Towards the end of the DA, I put forward an amendment to the Tier 6 reso, a reso which was vague as originally written, as it did not specify that the union planned to do anything to make Tier 6 anything like Tier 4. Dave Kazansky spoke against the amendment, which should tell us how cosmetic are the changes they plan to make to Tier 6. Before anyone in opposition, including me, had a chance to endorse, the parliamentarian claimed that the amendment, which has 3 resolves, isn’t 3 lines, and therefore needs to be printed. They therefore, on a dubious technicality, prevented a vote from taking place on the amendment below:

Be it resolved: the UFT will begin an immediate and aggressive lobbying campaign to the City and the State to improve Tier 6 to at least the level enjoyed by current members of Tier 4. Where benefits differ within Tier 4 for members with different join dates, the UFT will opt to work to equalize both Tier 4 and Tier 6 to the join date with superior benefits.

Be it resolved: as part of this campaign, the UFT will lobby to create a 25-55 option for all current Tier 6 members equal to that previously offered to many Tier 4 members.

Be it resolved: the UFT will also commit to campaigning against any new proposed tiers for future members that have lower benefits than those of currently active tiers.

What can I say? Not a great night for UFT democracy.


  • Avatar
    Zeke Plotkin

    If something is more than three lines, then it needs to be in writing so that Democratic debate can occur. The amendment was too long to be recalled and debated properly. This is not a technicality and to claim so shows ignorance in the procedures and requirements for debate.

    • baconuft

      Yes, thank you for being the person to point that out after UFT leadership themselves didn’t notice and was able to begin debate due to the simplicity of the amendment.
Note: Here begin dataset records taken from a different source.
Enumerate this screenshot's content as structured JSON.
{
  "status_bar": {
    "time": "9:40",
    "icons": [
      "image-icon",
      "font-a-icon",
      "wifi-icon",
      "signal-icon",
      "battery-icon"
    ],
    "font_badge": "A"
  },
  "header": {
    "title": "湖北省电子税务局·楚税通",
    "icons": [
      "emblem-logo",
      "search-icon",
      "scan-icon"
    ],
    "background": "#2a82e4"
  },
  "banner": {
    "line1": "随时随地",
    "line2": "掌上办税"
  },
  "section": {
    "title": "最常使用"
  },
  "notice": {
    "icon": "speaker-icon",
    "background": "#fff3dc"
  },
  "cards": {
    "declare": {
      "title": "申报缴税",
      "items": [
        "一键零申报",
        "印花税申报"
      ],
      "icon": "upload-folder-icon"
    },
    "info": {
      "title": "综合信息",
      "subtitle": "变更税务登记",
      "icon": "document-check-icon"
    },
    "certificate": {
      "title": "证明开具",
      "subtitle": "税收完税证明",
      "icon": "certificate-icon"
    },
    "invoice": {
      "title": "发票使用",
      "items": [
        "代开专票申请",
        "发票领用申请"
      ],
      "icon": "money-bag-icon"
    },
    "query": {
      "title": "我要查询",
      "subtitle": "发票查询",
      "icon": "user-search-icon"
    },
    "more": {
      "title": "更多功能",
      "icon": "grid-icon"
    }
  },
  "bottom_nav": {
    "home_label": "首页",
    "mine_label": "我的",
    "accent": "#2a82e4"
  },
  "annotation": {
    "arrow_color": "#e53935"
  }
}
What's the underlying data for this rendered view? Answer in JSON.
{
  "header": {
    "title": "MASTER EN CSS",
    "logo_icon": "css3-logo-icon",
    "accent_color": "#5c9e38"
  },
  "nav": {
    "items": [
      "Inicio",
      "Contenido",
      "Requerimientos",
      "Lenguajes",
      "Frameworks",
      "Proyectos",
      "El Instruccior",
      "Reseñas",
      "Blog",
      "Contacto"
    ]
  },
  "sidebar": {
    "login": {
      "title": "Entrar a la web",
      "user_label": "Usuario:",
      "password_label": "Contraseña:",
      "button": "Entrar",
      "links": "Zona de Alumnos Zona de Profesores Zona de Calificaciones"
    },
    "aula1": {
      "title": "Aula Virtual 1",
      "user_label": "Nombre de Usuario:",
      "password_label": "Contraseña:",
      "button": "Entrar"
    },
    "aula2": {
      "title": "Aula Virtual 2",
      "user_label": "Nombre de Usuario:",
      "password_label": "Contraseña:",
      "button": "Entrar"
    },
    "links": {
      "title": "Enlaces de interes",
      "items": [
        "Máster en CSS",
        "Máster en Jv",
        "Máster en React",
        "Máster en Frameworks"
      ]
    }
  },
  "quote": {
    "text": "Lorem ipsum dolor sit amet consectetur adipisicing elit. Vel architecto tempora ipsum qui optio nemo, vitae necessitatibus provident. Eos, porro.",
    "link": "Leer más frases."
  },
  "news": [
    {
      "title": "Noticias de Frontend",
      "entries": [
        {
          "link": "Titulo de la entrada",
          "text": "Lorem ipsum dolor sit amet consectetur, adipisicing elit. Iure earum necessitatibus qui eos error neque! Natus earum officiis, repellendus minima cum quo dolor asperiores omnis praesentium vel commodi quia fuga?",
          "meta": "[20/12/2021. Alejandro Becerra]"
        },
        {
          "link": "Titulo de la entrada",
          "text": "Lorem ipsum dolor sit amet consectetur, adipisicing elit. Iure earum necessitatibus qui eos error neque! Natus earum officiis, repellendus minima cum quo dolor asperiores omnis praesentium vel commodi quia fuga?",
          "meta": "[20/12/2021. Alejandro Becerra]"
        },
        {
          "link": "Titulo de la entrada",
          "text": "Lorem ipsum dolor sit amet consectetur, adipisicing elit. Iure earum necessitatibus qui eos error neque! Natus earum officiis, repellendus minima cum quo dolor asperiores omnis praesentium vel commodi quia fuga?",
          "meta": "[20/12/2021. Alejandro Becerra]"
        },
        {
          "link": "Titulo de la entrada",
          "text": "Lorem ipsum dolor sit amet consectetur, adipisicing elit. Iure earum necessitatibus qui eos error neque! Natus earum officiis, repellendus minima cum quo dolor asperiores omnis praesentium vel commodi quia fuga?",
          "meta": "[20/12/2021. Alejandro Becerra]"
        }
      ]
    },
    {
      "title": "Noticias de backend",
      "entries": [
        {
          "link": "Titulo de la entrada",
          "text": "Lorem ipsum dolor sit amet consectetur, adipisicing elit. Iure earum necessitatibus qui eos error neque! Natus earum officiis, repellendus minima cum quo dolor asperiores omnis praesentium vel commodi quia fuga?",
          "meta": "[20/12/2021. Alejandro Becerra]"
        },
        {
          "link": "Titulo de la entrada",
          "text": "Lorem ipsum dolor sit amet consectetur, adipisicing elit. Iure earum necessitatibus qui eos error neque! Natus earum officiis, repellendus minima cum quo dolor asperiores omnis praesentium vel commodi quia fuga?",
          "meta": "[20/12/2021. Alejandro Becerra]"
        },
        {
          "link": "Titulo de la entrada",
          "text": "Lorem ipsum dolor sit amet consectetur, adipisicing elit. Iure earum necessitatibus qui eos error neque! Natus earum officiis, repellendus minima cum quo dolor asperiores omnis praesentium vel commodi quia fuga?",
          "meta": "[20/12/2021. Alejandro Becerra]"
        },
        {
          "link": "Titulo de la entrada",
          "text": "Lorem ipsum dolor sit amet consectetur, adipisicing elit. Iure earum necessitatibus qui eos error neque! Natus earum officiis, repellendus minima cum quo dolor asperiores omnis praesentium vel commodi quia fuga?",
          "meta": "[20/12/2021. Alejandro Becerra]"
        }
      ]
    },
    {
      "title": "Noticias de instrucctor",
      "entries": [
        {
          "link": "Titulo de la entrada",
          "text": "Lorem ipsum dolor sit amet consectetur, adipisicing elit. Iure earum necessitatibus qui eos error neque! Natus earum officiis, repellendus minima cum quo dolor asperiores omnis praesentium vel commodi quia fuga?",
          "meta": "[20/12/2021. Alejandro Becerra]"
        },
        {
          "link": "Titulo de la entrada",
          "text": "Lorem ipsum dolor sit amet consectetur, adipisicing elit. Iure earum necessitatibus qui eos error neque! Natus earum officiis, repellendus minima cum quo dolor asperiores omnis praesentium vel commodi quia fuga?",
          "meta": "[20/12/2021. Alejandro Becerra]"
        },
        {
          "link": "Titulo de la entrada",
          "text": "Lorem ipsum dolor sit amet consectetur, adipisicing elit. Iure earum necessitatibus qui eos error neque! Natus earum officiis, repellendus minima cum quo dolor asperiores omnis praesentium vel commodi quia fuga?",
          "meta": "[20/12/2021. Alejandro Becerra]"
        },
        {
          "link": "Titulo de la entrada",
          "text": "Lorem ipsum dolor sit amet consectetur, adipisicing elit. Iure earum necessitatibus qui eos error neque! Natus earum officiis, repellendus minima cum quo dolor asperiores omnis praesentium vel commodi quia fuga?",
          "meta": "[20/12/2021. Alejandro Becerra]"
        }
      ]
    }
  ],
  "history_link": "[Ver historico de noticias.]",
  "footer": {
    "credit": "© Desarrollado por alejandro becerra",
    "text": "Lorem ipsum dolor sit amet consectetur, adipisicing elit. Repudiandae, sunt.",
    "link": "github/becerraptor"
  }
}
First of all, that technicality is meant for full resolutions. It was a stretch to apply it to an amendment with no whereases and three resolveds. Second of all, even if we do apply that thinking (3 lines) to amendments with no whereases and three resolveds, what’s the definition of a line? I had 3 resolveds. One could easily argue that my amendment met the definition (a basic resolved is about equal to a line). Certainly, I’ve seen bigger amendments added to resolutions before under different circumstances without any fuss. Specifically, if Unity Caucus were OK with the amendment (they weren’t, as they were already debating against it), I sincerely doubt they would have interpreted the amendment as too long. Was the amendment really so hard to understand that we couldn’t democratically debate it (as Dave Kanzsky had already started to do?): (1) take the position to equalize Tier 6 with Tier 4, (2) no Tier 7 if it’s worse than Tier 6, and (3) bring back 25-55. That was it. No, Unity just didn’t want to risk putting it to a vote. The resolution is much easier to accept, when it just says ‘keep doing what we’re doing,’ i.e. keep making minor changes, which probably won’t do anything to reduce the absurd retirement age for people like me in Tier 6.